The development of organic semiconductors is an important and challenging topic of the modern microelectronics since they can be applied as active layers in devices combining the advantages of easy processing, low weight, mechanical flexibility and ability of properties-tuning by structural modifications. A spectacular example for these attractive properties are the organic field effect transistors (OFETs) which are highly important components and recently have been a subject to a significant technological development. Particularly attractive candidates for OFET-applications are the semiconducting polymers due to their simple, low-cost solution processing, at low temperatures that enable large-area deposition on broad range of substrates. Typically, the reports of the semiconducting polymers, as of most organic materials, discuss unipolar charge transport.
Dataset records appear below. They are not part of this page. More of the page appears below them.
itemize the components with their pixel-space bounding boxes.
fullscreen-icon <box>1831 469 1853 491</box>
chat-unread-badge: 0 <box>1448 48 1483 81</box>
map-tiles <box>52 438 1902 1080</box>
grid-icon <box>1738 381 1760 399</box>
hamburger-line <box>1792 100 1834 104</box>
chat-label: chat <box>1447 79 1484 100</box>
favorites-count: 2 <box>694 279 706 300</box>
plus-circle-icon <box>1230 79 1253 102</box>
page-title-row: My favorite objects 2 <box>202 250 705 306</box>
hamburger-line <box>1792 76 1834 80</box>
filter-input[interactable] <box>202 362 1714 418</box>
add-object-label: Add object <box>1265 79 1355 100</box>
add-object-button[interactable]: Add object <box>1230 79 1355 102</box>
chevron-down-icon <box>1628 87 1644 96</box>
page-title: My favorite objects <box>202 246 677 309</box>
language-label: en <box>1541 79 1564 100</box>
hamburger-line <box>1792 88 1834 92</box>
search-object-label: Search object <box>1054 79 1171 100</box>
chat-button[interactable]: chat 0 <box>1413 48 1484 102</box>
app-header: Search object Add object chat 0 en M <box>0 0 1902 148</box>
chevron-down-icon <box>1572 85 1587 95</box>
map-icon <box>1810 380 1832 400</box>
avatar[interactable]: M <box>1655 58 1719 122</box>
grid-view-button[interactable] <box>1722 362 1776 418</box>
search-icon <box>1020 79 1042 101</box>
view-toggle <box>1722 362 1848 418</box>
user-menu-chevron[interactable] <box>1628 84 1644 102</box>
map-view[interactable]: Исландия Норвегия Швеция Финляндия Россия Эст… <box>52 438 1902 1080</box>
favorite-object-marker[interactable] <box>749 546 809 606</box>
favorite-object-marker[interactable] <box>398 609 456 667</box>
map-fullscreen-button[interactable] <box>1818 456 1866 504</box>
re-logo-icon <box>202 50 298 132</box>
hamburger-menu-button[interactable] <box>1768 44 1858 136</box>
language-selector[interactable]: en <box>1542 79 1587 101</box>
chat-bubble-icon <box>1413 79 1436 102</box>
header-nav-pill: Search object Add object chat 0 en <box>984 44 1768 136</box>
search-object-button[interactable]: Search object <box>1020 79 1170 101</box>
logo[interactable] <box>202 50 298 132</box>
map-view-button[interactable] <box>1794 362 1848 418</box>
The result are devices, that can operate either in p- or n-channel regime, based on charge transport of holes or electrons, respectively. However the availability of both charge transport types is necessary for the realisation of numerous important logic elements, such as p-n junction structures, bipolar transistors and complementary circuits. The research attention so far has been oriented predominantly towards the p-type semiconducting polymers. As a result a significant progress has been marked with the achievement of field-effect mobilities of up to 0.05-0.1 cm2/V[unk]s as reported for the regioregular poly(3-hexylthiophene) (P3HT) [1]. The n-type semiconducting polymers remain, however, markedly less developed. The reasons are, probably, the lower environmental stability and the higher susceptibility of the negative charge carriers to the presence of defect and impurities [2,3].